Ecco i dettagli dell’attesissimo annuncio del QE da parte di Draghi: 60 MLD al mese a partire da marzo e con scadenza stimata a settembre 2016 (in realtà il programma terminerà solo quando l’inflazione si sarà avvicinata al 2%).
Ad ogni modo, un programma che, calcolatrice alla mano, prevede un totale di 1.140 miliardi di euro.
L’ammontare è comprensivo dei piani già in corso, che prevedevano l’acquisto di ABS.
Gli acquisti saranno proporzionati ai debiti di ogni singolo Paese e riguarderanno titoli con scadenze da 2 a 30 anni.
Inoltre, i titoli acquistabili devono vantare un rating all’interno della categoria investment grade, il che esclude la Grecia e Cipro.

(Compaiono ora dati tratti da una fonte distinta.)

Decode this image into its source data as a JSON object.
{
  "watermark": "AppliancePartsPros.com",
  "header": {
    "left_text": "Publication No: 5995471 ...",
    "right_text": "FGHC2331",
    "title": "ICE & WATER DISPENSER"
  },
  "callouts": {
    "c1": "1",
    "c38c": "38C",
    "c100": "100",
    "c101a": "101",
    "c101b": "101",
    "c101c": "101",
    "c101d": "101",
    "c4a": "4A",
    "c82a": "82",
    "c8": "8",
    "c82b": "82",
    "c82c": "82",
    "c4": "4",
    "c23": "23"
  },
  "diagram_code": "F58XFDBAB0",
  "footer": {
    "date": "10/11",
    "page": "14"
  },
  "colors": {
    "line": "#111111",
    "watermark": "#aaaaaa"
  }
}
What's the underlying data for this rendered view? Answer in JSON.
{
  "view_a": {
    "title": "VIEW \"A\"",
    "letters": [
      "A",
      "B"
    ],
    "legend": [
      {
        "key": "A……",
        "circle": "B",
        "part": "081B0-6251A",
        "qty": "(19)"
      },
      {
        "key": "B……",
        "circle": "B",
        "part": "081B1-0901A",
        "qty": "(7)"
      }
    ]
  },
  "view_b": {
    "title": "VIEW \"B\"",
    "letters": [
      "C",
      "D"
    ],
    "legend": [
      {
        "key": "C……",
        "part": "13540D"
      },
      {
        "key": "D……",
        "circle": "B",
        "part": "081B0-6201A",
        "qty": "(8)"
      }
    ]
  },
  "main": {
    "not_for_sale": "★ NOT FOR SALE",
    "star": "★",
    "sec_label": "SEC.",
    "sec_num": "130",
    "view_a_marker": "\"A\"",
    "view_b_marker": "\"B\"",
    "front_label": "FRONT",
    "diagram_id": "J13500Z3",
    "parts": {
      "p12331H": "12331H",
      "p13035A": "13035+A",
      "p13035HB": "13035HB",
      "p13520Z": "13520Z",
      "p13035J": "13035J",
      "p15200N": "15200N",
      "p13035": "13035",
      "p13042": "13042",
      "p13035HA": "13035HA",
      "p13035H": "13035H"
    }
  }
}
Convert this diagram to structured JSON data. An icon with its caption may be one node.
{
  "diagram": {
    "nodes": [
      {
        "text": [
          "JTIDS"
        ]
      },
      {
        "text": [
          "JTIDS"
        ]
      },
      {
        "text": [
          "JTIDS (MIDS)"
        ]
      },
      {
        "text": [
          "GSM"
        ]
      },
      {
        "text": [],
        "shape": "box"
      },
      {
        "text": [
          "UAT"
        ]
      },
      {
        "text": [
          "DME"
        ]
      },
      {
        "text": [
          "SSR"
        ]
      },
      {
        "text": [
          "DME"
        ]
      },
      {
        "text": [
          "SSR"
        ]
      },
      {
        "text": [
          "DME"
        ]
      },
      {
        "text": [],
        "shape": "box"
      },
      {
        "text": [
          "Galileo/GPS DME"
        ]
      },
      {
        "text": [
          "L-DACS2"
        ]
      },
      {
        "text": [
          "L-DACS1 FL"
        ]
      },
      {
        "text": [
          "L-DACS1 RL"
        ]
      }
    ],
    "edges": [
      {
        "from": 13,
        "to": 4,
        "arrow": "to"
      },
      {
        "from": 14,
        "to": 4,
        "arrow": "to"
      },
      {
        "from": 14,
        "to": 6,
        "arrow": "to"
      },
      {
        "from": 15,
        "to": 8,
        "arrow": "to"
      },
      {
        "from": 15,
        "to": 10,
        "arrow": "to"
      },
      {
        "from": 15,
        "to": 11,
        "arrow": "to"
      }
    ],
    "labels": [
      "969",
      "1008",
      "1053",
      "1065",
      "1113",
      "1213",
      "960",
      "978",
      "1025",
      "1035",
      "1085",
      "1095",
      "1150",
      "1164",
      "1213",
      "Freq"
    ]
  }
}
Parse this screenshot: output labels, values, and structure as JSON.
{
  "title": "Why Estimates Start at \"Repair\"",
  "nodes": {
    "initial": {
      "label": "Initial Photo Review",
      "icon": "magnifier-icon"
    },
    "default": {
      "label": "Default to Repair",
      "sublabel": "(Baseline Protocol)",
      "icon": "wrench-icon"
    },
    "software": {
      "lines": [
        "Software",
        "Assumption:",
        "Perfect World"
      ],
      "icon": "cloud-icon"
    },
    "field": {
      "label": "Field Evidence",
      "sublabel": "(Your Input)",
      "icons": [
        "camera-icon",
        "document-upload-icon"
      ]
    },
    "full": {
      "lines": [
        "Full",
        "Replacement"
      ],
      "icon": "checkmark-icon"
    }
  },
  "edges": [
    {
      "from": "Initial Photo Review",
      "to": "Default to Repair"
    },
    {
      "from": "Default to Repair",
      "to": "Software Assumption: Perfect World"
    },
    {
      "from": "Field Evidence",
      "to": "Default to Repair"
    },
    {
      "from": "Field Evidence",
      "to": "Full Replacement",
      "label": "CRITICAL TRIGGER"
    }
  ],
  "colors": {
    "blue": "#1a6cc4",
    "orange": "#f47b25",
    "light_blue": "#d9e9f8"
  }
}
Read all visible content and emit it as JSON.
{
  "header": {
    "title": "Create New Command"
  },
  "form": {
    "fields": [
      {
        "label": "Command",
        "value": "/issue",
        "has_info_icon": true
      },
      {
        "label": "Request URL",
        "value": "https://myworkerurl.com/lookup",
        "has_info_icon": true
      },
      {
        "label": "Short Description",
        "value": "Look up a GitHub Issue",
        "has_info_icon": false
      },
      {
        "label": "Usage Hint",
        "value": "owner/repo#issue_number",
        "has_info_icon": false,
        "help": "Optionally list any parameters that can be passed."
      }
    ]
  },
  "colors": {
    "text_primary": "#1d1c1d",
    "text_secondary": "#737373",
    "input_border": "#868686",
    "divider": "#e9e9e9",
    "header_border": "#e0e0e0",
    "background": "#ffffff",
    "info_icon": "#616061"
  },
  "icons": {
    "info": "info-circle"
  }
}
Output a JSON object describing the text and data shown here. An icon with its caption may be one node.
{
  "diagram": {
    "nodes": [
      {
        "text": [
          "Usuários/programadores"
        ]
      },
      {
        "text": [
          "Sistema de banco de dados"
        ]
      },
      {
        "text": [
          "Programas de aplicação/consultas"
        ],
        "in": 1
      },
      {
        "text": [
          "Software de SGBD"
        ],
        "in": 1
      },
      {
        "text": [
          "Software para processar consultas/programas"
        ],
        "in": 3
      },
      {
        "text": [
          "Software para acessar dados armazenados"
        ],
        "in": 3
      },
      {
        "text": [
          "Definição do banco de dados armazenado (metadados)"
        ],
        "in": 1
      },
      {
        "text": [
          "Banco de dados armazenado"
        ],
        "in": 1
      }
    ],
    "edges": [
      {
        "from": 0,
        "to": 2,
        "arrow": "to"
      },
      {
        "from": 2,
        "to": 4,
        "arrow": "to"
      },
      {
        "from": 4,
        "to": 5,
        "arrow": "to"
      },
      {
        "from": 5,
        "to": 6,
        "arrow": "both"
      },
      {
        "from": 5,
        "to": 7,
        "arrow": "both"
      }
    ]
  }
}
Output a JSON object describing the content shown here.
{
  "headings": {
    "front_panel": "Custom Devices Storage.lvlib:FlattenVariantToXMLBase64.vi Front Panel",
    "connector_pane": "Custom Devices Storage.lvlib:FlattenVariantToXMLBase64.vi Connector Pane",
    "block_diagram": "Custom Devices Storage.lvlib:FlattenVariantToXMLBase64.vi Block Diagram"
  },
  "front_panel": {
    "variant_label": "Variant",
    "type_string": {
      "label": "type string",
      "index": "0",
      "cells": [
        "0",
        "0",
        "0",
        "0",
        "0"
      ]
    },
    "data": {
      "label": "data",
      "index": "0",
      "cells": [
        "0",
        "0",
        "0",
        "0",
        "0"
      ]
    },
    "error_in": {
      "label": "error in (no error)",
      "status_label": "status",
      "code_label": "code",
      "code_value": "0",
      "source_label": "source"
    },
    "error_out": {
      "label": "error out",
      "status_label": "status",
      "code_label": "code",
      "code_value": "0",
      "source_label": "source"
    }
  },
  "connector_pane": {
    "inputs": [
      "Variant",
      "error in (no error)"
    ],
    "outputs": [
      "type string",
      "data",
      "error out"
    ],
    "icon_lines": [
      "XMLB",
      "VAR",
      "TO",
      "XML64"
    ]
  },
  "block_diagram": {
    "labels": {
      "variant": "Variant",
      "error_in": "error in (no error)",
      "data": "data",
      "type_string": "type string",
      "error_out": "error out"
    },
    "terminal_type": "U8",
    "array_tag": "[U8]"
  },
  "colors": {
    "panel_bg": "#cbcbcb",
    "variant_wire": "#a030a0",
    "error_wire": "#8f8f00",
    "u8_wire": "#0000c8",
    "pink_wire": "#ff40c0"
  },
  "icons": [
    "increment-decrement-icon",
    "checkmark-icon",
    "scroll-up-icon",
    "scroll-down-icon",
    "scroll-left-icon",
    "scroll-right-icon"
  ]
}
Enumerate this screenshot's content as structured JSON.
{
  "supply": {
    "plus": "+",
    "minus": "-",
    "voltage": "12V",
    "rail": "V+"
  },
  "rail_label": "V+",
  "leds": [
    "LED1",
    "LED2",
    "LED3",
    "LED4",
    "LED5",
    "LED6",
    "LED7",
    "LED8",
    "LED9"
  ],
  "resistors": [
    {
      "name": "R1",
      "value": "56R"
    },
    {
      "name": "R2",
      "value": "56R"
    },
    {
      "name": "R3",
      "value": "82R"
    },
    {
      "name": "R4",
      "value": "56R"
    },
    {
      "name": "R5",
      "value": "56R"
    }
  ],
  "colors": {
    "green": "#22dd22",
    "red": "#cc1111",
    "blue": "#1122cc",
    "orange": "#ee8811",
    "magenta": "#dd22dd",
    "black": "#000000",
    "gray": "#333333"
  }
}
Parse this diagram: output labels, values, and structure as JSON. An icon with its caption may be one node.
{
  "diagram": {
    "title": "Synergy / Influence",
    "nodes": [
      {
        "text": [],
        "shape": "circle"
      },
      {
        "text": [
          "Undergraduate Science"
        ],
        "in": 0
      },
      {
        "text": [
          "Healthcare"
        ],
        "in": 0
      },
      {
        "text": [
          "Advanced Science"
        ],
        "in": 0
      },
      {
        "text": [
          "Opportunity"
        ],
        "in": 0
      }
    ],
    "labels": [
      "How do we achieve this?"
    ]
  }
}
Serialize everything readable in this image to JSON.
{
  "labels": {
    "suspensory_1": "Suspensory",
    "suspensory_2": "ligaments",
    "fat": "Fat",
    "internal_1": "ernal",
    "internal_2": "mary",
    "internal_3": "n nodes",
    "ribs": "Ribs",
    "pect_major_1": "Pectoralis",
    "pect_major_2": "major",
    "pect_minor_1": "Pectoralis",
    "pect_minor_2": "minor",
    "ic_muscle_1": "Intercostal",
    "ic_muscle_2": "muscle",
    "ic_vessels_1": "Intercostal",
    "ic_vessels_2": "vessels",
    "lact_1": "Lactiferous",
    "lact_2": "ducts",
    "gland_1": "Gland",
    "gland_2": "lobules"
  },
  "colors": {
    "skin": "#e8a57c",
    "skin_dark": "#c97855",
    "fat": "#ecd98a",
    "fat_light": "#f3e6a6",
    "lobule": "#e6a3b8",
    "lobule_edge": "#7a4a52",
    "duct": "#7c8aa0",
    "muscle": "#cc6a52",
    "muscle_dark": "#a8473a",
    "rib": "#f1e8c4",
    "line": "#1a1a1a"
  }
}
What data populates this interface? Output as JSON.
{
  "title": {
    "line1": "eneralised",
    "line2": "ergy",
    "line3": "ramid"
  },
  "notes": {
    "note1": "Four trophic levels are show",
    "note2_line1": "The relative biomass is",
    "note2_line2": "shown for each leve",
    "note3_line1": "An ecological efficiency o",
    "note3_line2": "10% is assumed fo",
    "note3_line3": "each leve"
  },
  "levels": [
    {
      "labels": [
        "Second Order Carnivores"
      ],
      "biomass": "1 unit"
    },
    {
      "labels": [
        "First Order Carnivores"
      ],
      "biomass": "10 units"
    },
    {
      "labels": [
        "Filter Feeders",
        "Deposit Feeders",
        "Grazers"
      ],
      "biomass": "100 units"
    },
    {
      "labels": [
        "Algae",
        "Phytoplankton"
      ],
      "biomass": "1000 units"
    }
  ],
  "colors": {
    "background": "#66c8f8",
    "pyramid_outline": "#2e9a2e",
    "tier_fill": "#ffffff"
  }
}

Tuttavia, esiste una clausola in base alla quale sono consentite deroghe per quei Paesi che presentano un giudizio inferiore a quello richiesto ma osservano un piano di rientro del debito concordato con la troika.
Il rischio sarà condiviso solamente per un 20% dalla BCE e per l’80% dalle singole Banche Nazionali.
In buona sostanza, Draghi ha spuntato un piano potenzialmente molto superiore alle attese (1.100 MLD contro i 600 MLD) in cambio di una minore condivisione di rischio (20% anziché 50%).
Il fatto che la Banca Centrale non si accolli totalmente il rischio legato agli acquisti dei titoli di stato rappresenta solo l’ultimo esempio di quanto la nostra Unione monetaria sia ben poco unita.
Tuttavia, il QE rappresenta un importante passo in avanti che, solo un anno fa, sembrava irrealizzabile.
Inoltre, a mio avviso, gli investitori sono molto più attenti all’entità del QE rispetto a chi assume il rischio dell’operazione, e l’andamento dei mercati (non solo azionari ma anche valutari) lo sta dimostrando.
Del nostro listino approfondiremo comunque domani, dopo la chiusura settimanale.